Gluck's own tailored uniform is echoed in a black wool day coat, worn over a high collar shirt and Daley's signature roomy pants. A silk twill scarf print of a cross-stitched dalmatian appears on a shirt and matching pleat skirt, slit at the front. Meanwhile, florals on a ripstop trench appear blurred, due to the weaving process: it's trimmed in ecru leather.
Every piece counts, like the sunray pleat long skirt, printed with a sketch of an argyll from an SS Daley knitwear piece. Tweed collarless jackets button up to the neck, while a key-hole tied shoulder sweater is embroidered like a doily at its centre. Knee-length shorts are covered with a crochet that echoes Lyon's tea rooms, the Gluck family business from which they ostracised themselves. Volume is playful, like a cropped trench with a waistband that appears flat from the front, before transforming through cut into the shape of a bustle at the back.

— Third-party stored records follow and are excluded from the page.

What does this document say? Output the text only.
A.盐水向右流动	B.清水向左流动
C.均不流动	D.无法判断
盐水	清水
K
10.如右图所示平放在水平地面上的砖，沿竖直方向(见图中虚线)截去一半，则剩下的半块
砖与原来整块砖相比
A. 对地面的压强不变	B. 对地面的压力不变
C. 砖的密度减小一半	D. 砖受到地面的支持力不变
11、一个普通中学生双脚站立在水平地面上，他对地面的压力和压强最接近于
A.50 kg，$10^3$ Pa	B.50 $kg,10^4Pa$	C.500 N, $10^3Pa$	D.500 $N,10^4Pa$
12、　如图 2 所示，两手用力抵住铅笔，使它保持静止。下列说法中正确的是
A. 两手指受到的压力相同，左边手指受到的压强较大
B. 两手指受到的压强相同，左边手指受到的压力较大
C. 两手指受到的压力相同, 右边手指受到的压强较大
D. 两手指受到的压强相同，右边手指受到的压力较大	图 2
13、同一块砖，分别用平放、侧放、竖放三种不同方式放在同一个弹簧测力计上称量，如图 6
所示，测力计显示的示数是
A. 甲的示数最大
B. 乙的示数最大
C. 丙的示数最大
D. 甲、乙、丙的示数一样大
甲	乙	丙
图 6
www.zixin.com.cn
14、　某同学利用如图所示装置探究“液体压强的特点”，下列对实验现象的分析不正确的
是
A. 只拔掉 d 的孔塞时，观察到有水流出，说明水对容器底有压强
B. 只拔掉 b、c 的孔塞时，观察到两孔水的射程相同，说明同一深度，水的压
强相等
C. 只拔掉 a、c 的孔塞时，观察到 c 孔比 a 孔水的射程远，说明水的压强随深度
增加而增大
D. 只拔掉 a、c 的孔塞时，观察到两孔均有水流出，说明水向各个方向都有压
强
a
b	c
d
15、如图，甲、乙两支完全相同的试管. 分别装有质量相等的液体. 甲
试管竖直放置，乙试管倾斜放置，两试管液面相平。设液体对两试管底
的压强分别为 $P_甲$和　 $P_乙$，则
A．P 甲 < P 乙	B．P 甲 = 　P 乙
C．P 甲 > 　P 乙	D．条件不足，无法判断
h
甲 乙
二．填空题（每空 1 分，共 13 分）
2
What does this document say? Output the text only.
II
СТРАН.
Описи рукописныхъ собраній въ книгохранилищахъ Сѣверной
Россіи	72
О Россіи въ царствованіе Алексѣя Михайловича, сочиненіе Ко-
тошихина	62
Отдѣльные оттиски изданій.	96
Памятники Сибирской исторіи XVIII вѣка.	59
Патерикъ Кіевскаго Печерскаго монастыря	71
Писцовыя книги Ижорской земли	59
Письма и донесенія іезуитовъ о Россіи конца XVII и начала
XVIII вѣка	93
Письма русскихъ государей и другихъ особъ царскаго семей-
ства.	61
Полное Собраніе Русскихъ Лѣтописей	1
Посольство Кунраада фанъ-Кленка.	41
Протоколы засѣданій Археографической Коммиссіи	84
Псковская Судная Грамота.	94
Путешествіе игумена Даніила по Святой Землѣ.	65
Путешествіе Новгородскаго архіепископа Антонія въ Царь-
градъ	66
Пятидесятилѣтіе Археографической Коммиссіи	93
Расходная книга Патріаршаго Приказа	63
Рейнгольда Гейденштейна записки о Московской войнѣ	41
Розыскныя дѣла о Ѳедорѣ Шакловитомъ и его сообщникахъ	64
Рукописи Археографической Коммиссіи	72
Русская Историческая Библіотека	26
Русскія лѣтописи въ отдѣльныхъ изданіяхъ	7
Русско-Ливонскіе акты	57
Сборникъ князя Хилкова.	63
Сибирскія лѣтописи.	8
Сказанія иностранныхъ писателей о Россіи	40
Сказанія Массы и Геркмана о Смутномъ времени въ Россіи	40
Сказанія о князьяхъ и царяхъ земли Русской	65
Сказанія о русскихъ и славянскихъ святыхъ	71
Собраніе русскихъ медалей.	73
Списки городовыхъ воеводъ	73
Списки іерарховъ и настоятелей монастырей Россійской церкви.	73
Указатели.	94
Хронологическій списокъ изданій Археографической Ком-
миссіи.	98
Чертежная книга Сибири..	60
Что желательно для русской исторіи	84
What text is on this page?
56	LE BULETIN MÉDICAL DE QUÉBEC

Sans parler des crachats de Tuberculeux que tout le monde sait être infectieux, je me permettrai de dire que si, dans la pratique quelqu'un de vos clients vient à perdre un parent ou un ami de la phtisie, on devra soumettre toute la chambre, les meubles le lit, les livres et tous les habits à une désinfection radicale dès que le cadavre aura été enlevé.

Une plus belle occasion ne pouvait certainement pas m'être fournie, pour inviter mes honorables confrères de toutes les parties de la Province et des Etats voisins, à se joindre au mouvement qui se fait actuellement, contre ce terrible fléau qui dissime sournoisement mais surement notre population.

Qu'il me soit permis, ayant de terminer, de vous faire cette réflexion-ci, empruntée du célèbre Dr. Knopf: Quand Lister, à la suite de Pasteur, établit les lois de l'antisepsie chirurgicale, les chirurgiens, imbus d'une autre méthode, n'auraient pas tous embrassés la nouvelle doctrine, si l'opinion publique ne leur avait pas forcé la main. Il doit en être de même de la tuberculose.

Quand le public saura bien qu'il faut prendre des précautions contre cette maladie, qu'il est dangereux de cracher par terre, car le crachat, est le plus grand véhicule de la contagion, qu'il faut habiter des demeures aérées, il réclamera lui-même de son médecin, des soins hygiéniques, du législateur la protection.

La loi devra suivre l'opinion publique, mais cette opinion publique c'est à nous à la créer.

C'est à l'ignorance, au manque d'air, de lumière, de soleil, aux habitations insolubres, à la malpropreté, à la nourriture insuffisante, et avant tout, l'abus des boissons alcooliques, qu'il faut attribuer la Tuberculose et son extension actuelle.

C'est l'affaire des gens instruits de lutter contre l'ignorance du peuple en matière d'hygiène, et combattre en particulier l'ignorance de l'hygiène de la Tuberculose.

Bias-cut slip dresses are printed with cross-stitch florals, with diagonals of pin-tucks crossing the body from waist to below hip. Indeed pleats become a reoccurring technique, a nod to the tuxedo shirts of Daley's BA graduate collection. A draped dress, originally constructed on the stand using Daley's oversized shirts, has large florals, and modernist pleats that come horizontal across the chest, before angling straight down the body. Then, a sheer oversized smock in silk organza has an off-centre criss-cross of pin-tucks, all fastened with Daley's keyhole tie.
Gluck (1895-1978) was a British artist who rejected their forename, openly queer throughout their life. Their lovers included the floral designer Constance Spry, playwright Nester Obermer and journalist Edith Shackleton Heald, Known for their portraits and floral paintings, Gluck was most prolific in the 1920s and 30s, before suffering a decades-long period of creative block.
Today, their works are held in collections such as Tate, National Portrait Gallery and the Victoria & Albert Museum.